DCSIMG

Artists want Limerick authority to share city church

Paul Weerasekera teaches a class in the Franciscans. Picture Michael Cowhey.

Paul Weerasekera teaches a class in the Franciscans. Picture Michael Cowhey.

  • by Nick Rabbitts
 

ARTISTS, craftworkers and musicians are facing uncertainty as the City Museum prepares to move into the old Franciscans Church in Henry Street.

Since the landmark church and friary closed in 2008, the Bonaventura Trust – which was gifted the facility by the Franciscans – leased out spaces in the Friary, on the upper floors to a variety of different people.

These include artists, ceramicists, meditation services, yoga teachers and a music mixing group.

But as Limerick City Council wants to lease the entire 22,000 square foot facility, they have been forced to find alternative accommodation.

They have until the end of the month to leave, with one artist Paul Weerasekera, Henry Street, saying he has “nowhere to go”, and that he is worried.

Now, calls have been made on the City Council – which administers the museum – to allow the artists to remain for a period of time.

Notable calls have come from Stephen Rourke, a project manager with the Bonaventura Trust, and local councillor Maria Byrne.

But a council spokesperson says this is not possible.

The tenants held a meeting this Wednesday night with the Bonaventura Trust in a bid to come to an agreement.

A meeting was called this Wednesday night to allow the artists to have their say.

Sri Lankan-born painter Paul said: “It is a shame this is happening when we are the City of Culture. I feel as a group, we really give something back to the city.”
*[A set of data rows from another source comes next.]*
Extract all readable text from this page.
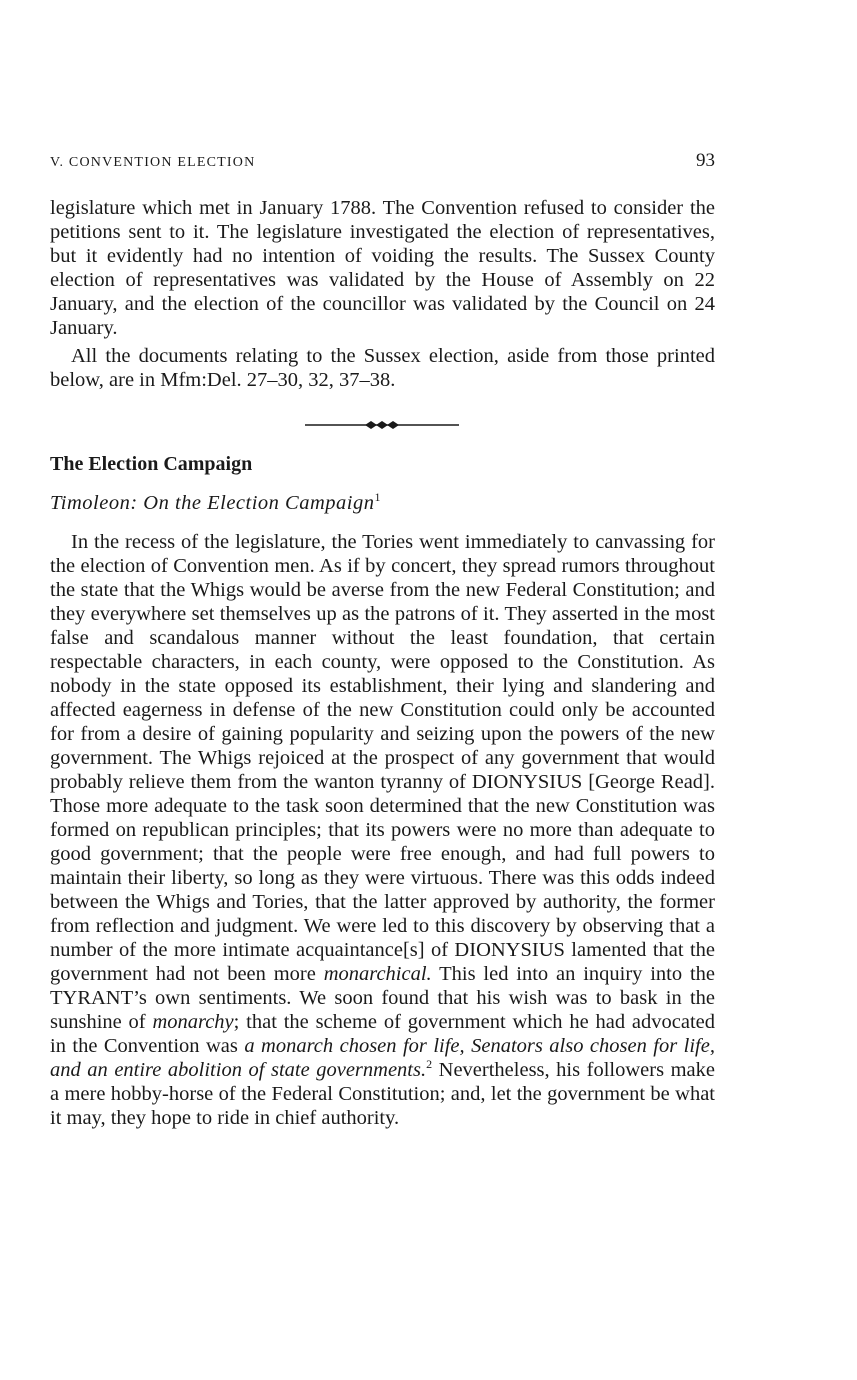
V. CONVENTION ELECTION	93

legislature which met in January 1788. The Convention refused to consider the petitions sent to it. The legislature investigated the election of representatives, but it evidently had no intention of voiding the results. The Sussex County election of representatives was validated by the House of Assembly on 22 January, and the election of the councillor was validated by the Council on 24 January.

All the documents relating to the Sussex election, aside from those printed below, are in Mfm:Del. 27–30, 32, 37–38.

The Election Campaign
Timoleon: On the Election Campaign$^1$

In the recess of the legislature, the Tories went immediately to canvassing for the election of Convention men. As if by concert, they spread rumors throughout the state that the Whigs would be averse from the new Federal Constitution; and they everywhere set themselves up as the patrons of it. They asserted in the most false and scandalous manner without the least foundation, that certain respectable characters, in each county, were opposed to the Constitution. As nobody in the state opposed its establishment, their lying and slandering and affected eagerness in defense of the new Constitution could only be accounted for from a desire of gaining popularity and seizing upon the powers of the new government. The Whigs rejoiced at the prospect of any government that would probably relieve them from the wanton tyranny of DIONYSIUS [George Read]. Those more adequate to the task soon determined that the new Constitution was formed on republican principles; that its powers were no more than adequate to good government; that the people were free enough, and had full powers to maintain their liberty, so long as they were virtuous. There was this odds indeed between the Whigs and Tories, that the latter approved by authority, the former from reflection and judgment. We were led to this discovery by observing that a number of the more intimate acquaintance[s] of DIONYSIUS lamented that the government had not been more monarchical. This led into an inquiry into the TYRANT’s own sentiments. We soon found that his wish was to bask in the sunshine of monarchy; that the scheme of government which he had advocated in the Convention was a monarch chosen for life, Senators also chosen for life, and an entire abolition of state governments.$^2$ Nevertheless, his followers make a mere hobby-horse of the Federal Constitution; and, let the government be what it may, they hope to ride in chief authority.
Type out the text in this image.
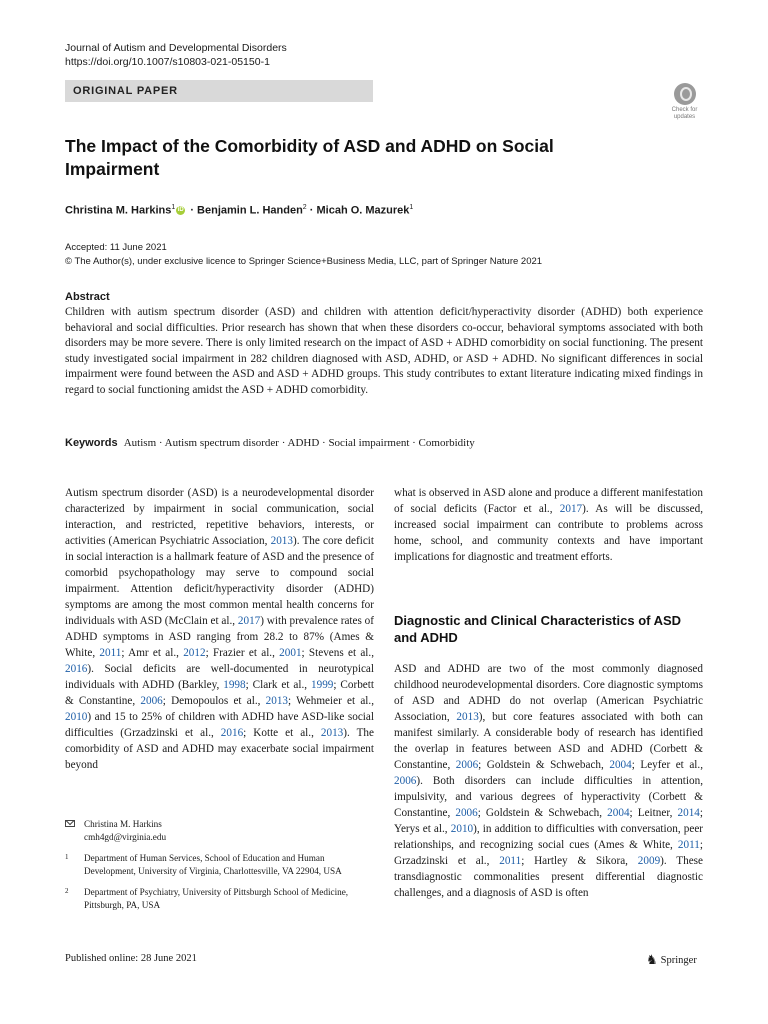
Journal of Autism and Developmental Disorders
https://doi.org/10.1007/s10803-021-05150-1
ORIGINAL PAPER
Check for updates
The Impact of the Comorbidity of ASD and ADHD on Social Impairment
Christina M. Harkins$^1$ iD · Benjamin L. Handen$^2$ · Micah O. Mazurek$^1$
Accepted: 11 June 2021
© The Author(s), under exclusive licence to Springer Science+Business Media, LLC, part of Springer Nature 2021
Abstract

Children with autism spectrum disorder (ASD) and children with attention deficit/hyperactivity disorder (ADHD) both experience behavioral and social difficulties. Prior research has shown that when these disorders co-occur, behavioral symptoms associated with both disorders may be more severe. There is only limited research on the impact of ASD + ADHD comorbidity on social functioning. The present study investigated social impairment in 282 children diagnosed with ASD, ADHD, or ASD + ADHD. No significant differences in social impairment were found between the ASD and ASD + ADHD groups. This study contributes to extant literature indicating mixed findings in regard to social functioning amidst the ASD + ADHD comorbidity.

Keywords Autism · Autism spectrum disorder · ADHD · Social impairment · Comorbidity

Autism spectrum disorder (ASD) is a neurodevelopmental disorder characterized by impairment in social communication, social interaction, and restricted, repetitive behaviors, interests, or activities (American Psychiatric Association, 2013). The core deficit in social interaction is a hallmark feature of ASD and the presence of comorbid psychopathology may serve to compound social impairment. Attention deficit/hyperactivity disorder (ADHD) symptoms are among the most common mental health concerns for individuals with ASD (McClain et al., 2017) with prevalence rates of ADHD symptoms in ASD ranging from 28.2 to 87% (Ames & White, 2011; Amr et al., 2012; Frazier et al., 2001; Stevens et al., 2016). Social deficits are well-documented in neurotypical individuals with ADHD (Barkley, 1998; Clark et al., 1999; Corbett & Constantine, 2006; Demopoulos et al., 2013; Wehmeier et al., 2010) and 15 to 25% of children with ADHD have ASD-like social difficulties (Grzadzinski et al., 2016; Kotte et al., 2013). The comorbidity of ASD and ADHD may exacerbate social impairment beyond

what is observed in ASD alone and produce a different manifestation of social deficits (Factor et al., 2017). As will be discussed, increased social impairment can contribute to problems across home, school, and community contexts and have important implications for diagnostic and treatment efforts.

Diagnostic and Clinical Characteristics of ASD and ADHD

ASD and ADHD are two of the most commonly diagnosed childhood neurodevelopmental disorders. Core diagnostic symptoms of ASD and ADHD do not overlap (American Psychiatric Association, 2013), but core features associated with both can manifest similarly. A considerable body of research has identified the overlap in features between ASD and ADHD (Corbett & Constantine, 2006; Goldstein & Schwebach, 2004; Leyfer et al., 2006). Both disorders can include difficulties in attention, impulsivity, and various degrees of hyperactivity (Corbett & Constantine, 2006; Goldstein & Schwebach, 2004; Leitner, 2014; Yerys et al., 2010), in addition to difficulties with conversation, peer relationships, and recognizing social cues (Ames & White, 2011; Grzadzinski et al., 2011; Hartley & Sikora, 2009). These transdiagnostic commonalities present differential diagnostic challenges, and a diagnosis of ASD is often

Christina M. Harkins
cmh4gd@virginia.edu
1 Department of Human Services, School of Education and Human Development, University of Virginia, Charlottesville, VA 22904, USA
2 Department of Psychiatry, University of Pittsburgh School of Medicine, Pittsburgh, PA, USA
Published online: 28 June 2021	♞ Springer
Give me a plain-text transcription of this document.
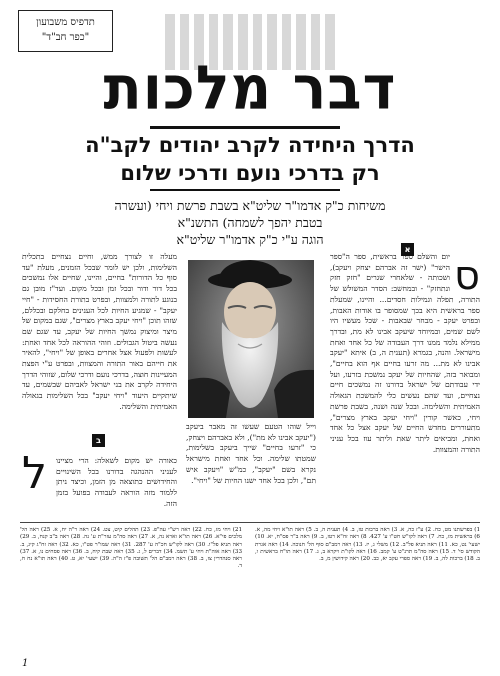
תדפיס משבועון
"כפר חב"ד"
דבר מלכות
הדרך היחידה לקרב יהודים לקב"ה
רק בדרכי נועם ודרכי שלום
משיחות כ"ק אדמו"ר שליט"א בשבת פרשת ויחי (ועשרה
בטבת יהפך לשמחה) התשנ"א
הוגה ע"י כ"ק אדמו"ר שליט"א
א
ב
ס
יום והשלם ספר בראשית, ספר ה"ספר הישר" (ישר זה אברהם יצחק ויעקב), ושכותה - שלאחרי שגרים "חזק חזק ונתחזק" - ובמחשב: הסדר המשולש של התורה, תפלה וגמילות חסדים... והיינו, שמעלת ספר בראשית היא בכך שמסופר בו אודות האבות, ובפרט יעקב - מבחר שבאבות - שכל מעשיו היו לשם שמים, ובמיוחד שיעקב אבינו לא מת, ובדרך ממילא נלמד ממנו דרך העבודה של כל אחד ואחת מישראל. והנה, בגמרא (תענית ה, ב) איתא "יעקב אבינו לא מת... מה זרעו בחיים אף הוא בחיים", ומבואר בזה, שהחיות של יעקב נמשכת בזרעו, ועל ידי עבודתם של ישראל בדורנו זה נמשכים חיים נצחיים, ועד שהם נעשים כלי להמשכת הגאולה האמיתית והשלימה. ובכל שנה ושנה, בשבת פרשת ויחי, כאשר קורין "ויחי יעקב בארץ מצרים", מתעוררים מחדש החיים של יעקב אצל כל אחד ואחת, ומביאים ליתר שאת וליתר עוז בכל עניני התורה והמצוות.
וייל שוהו הטעם שעשו זה מאבר ביעקב ("יעקב אבינו לא מת"), ולא באברהם ויצחק, כי "זרעו בחיים" שייך ביעקב בשלימות, שמטתו שלימה. וכל אחד ואחת מישראל נקרא בשם "יעקב", כמ"ש "ויעקב איש תם", ולכן בכל אחד ישנו החיות של "ויחי".
מעלה זו לצורך ממש, וחיים נצחיים בתכלית השלימות, ולכן יש לומר שבכל הזמנים, מעלת "עד סוף כל הדורות" בחיים, והיינו, שחיים אלו נמשכים בכל דור ודור ובכל זמן ובכל מקום. ועד"ז מובן גם בנוגע לתורה ולמצוות, ובפרט בתורת החסידות - "חיי יעקב" - שמגיע החיות לכל הענינים בחלקם ובכללם, שזהו תוכן "ויחי יעקב בארץ מצרים", שגם במקום של מיצר ומיצוק נמשך החיות של יעקב, עד שגם שם נעשה ביטול הגבולים. וזוהי ההוראה לכל אחד ואחת: לעשות ולפעול אצל אחרים באופן של "ויחי", להאיר את חייהם באור התורה והמצוות, ובפרט ע"י הפצת המעיינות חוצה, בדרכי נועם ודרכי שלום, שזוהי הדרך היחידה לקרב את בני ישראל לאביהם שבשמים, עד שיתקיים היעוד "ויחי יעקב" בכל השלימות בגאולה האמיתית והשלימה.
כאורה יש מקום לשאלה: הרי מציינו לעניני ההנהגה בדורנו בכל השינויים והחידושים כתוצאה מן הזמן, וכיצד ניתן ללמוד מזה הוראה לעבודה בפועל בזמן הזה.
ל
1) בפרשתנו מט, כח. 2) ע"ז כה, א. 3) ראה ברכות טז, ב. 4) תענית ה, ב. 5) ראה תו"א ויחי מה, א. 6) בראשית מז, כח. 7) ראה לקו"ש חט"ו ע' 427. 8) ראה זח"א רטז, ב. 9) ראה ב"ר פס"ח, יא. 10) ישעי' נט, כא. 11) ראה תניא פל"ב. 12) משלי ג, יז. 13) ראה רמב"ם סוף הל' חנוכה. 14) ראה אגרת הקודש סי' ד. 15) ראה סה"מ תרנ"ט ע' קמב. 16) ראה לקו"ת ויקרא ב, ג. 17) ראה תו"ח בראשית ו, ב. 18) ברכות לה, ב. 19) ראה ספרי עקב יא, כב. 20) ראה קידושין מ, ב.
21) ויחי מז, כח. 22) ראה רש"י עה"פ. 23) תהלים קיט, צט. 24) ראה ר"ה יח, א. 25) ראה הל' מלכים פי"א. 26) ראה תו"א וארא נה, א. 27) ראה סה"מ עזר"ת ע' נה. 28) ראה ב"ב קנח, ב. 29) ראה תניא פל"ו. 30) ראה לקו"ש חכ"ה ע' 287. 31) ראה שמו"ר פט"ו, כא. 32) ראה זח"ג קיג, ב. 33) ראה אוה"ת ויחי ע' תשמ. 34) דברים ל, ג. 35) ראה שבת קיח, ב. 36) ראה פסחים נו, א. 37) ראה סנהדרין צז, ב. 38) ראה רמב"ם הל' תשובה פ"ז ה"ה. 39) ישעי' יא, ט. 40) ראה תו"א נח ח, ד.
1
Paul, who gives art classes to small groups throughout the week, has approached Creative Limerick for studio space, but says it is unlikely he will be offered a space due to their lengthy waiting lists.

“I have nowhere to go. This is why I am so worried,” he said. “My students are not happy with this either. Most of my students find they are in a different world when they come into my room. I can see from their faces how much they learn, and how much they feel.”

Another artist Kate Hennessy, from Naughton’s Place, who has already moved out, said: “It is a pity. I wonder if the Franciscans would like to think just because a bigger tenant came along, the artists should be forced out.”

Joe Wallace, who co-founded the men’s support charity FAMILES, has managed to secure another office on the Hyde Road.

“This is a cultural hub for the city. I feel sad for the rest of the guys. A lot of them do not have anywhere to go. We are just lucky in that the timing is perfect for us. Otherwise, it would have been a huge upheaval,” he said.

As a group, the artists approached the City Council seeking a three month extension, but they have yet to hear anything back.

Cllr Byrne has also raised their predicament with director of services Josephine Cotter-Coughlan.

“I have argued the point that they are providing a very valued service to the local community. It is a very welcome service, and I feel it is very complementary to what the city museum is going to provide,” she said.

A spokesperson for Limerick City Council said: “The museum and archive collections are unique and irreplaceable. To protect the collections, it is essential that the building is single purpose. It is planned that the church will be used or display – for both permanent and temporary exhibitions. The Friary will be used for education, a reading room, conservation, storage and offices.”

Mr Rourke called for “sympathetic understanding” to be given to the current occupants, especially in view of the fact that they have retained a presence at the building for the past few years.

“We need to be fair to the artists who are actually doing something, keeping the building warm, and keeping it secure,” he said.

He suggested that the City Council could offer some of the vacant shop units in the centre to the artists.

At its peak, more than 30 artists, craftworkers, musicians and related people had space in the Franciscan’s Church.

This is now down to around 20, with three artists.